Résultat d'intérêts personnels de part et
d'autre : celle de Bismarck de réaliser l'unité
allemande, qui passe par l'union avec la Prusse, et celle de
Napoléon III de regagner en France et à l'étranger,
le prestige perdu en raison de plusieurs revers diplomatiques.
L'étincelle qui met le feu aux poudres est « la
Dépêche d'Ems » (13/07/1870), un compte-rendu
publié par Bismarck à propos de la succession au
trône d'Espagne (la France refuse la candidature d'un
prussien). Humiliée, la France déclare la guerre
à la Prusse le 19/07/1870.
Un grand nombre de batailles se déroulèrent sur
le sol mosellan.
Devant une armée allemande plus nombreuse mais surtout
mieux commandée, les défaites françaises
s'enchaînent.
Le 6 août, ce sont les batailles de Spicheren, Forbach
et Freyming, qui, en raison d'une très mauvaise coordination
entre les différents généraux, s'achèvent
par des pertes considérables.
Dès lors débute le repli de l'armée de Lorraine
sous la protection des Forts avancés de Metz. Les armées
sont dans l'impossibilité d'avoir des actions cohérentes
et tout va très vite.
Vinrent les batailles de Borny (374 morts du côté
français), Rezonville (16940 français hors de combat),
Gravelotte et Saint-Privat (1146 soldats français sont
morts) et enfin Noisseville les 14,16,18 et 31 août. Les
armées succombent à Metz où Bazaine livre
honteusement 173000 hommes le 27 octobre 1870.
Thionville capitule le 24 novembre, Longwy le 25 janvier 1871
et Bitche, après l'Armistice, le 12 mars 1871 (et sur
demande des autorités française !).
Le Traité de Francfort du 10 mai 1871 met fin au conflit.
Le nouvel Empire Allemand annexe les Bas et Haut Rhin (sauf Belfort)
et la Moselle qui forment la Terre d'Empire (Reichsland) d'Alsace-Moselle.
On peut constater deux phases dans cette annexion
et on peut globalement parler d'avant 1890 et d'après
1890. (Guillaume II, empereur de 1888 à 1918 était
plus souple).
En effet, la première phase a été une phase
de germanisation intensive (culturelle, linguistique, morale,
mais aussi administrative...)
Après la démission de Bismarck, la rigueur s'atténua..
La germanisation avait rempli son rôle, l'économie
avait repris.

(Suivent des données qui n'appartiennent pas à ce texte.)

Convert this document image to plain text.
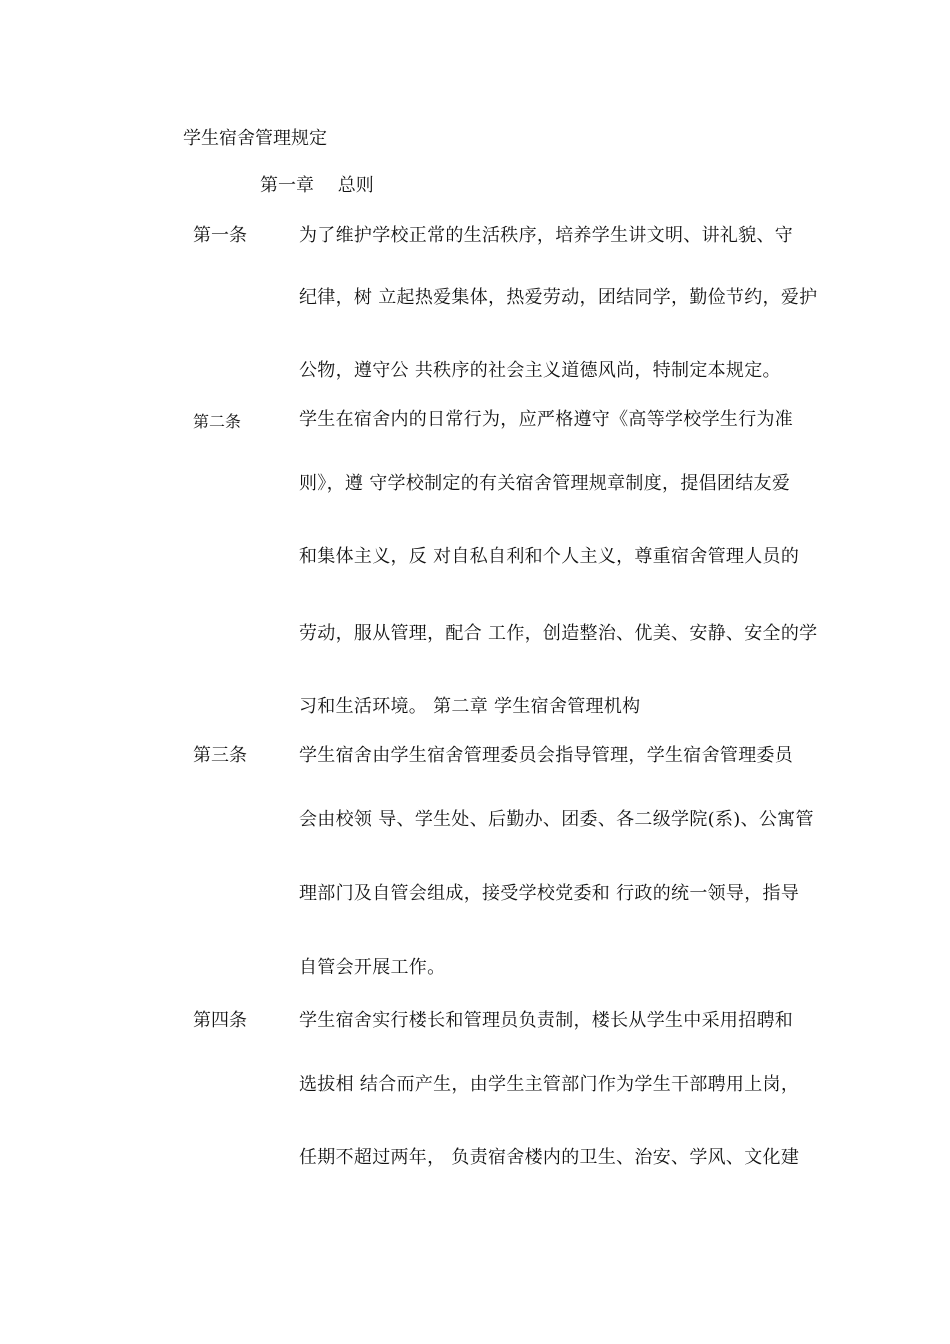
学生宿舍管理规定
第一章　 总则
第一条	为了维护学校正常的生活秩序，培养学生讲文明、讲礼貌、守
纪律，树 立起热爱集体，热爱劳动，团结同学，勤俭节约，爱护
公物，遵守公 共秩序的社会主义道德风尚，特制定本规定。
第二条	学生在宿舍内的日常行为，应严格遵守《高等学校学生行为准
则》，遵 守学校制定的有关宿舍管理规章制度，提倡团结友爱
和集体主义，反 对自私自利和个人主义，尊重宿舍管理人员的
劳动，服从管理，配合 工作，创造整治、优美、安静、安全的学
习和生活环境。 第二章 学生宿舍管理机构
第三条	学生宿舍由学生宿舍管理委员会指导管理，学生宿舍管理委员
会由校领 导、学生处、后勤办、团委、各二级学院(系)、公寓管
理部门及自管会组成，接受学校党委和 行政的统一领导，指导
自管会开展工作。
第四条	学生宿舍实行楼长和管理员负责制，楼长从学生中采用招聘和
选拔相 结合而产生，由学生主管部门作为学生干部聘用上岗，
任期不超过两年， 负责宿舍楼内的卫生、治安、学风、文化建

Malgré tout, la revanche restait un rêve
et l'espoir de réintégrer la France a toujours
été très vif en Moselle ( rôle du
Souvenir français).
2- Une amélioration de la protection des
frontières est nécessaire
Rapidement, les Allemands reprennent les Forts
déjà construits et achèvent , selon les
projets français, cette ceinture intérieure de
fortifications par les ouvrages Decaen (Schwerin), St Privat
( August Von Württemberg), Déroulède, Gambetta
(Hindersin à Woippy), et les Bordes (à Borny).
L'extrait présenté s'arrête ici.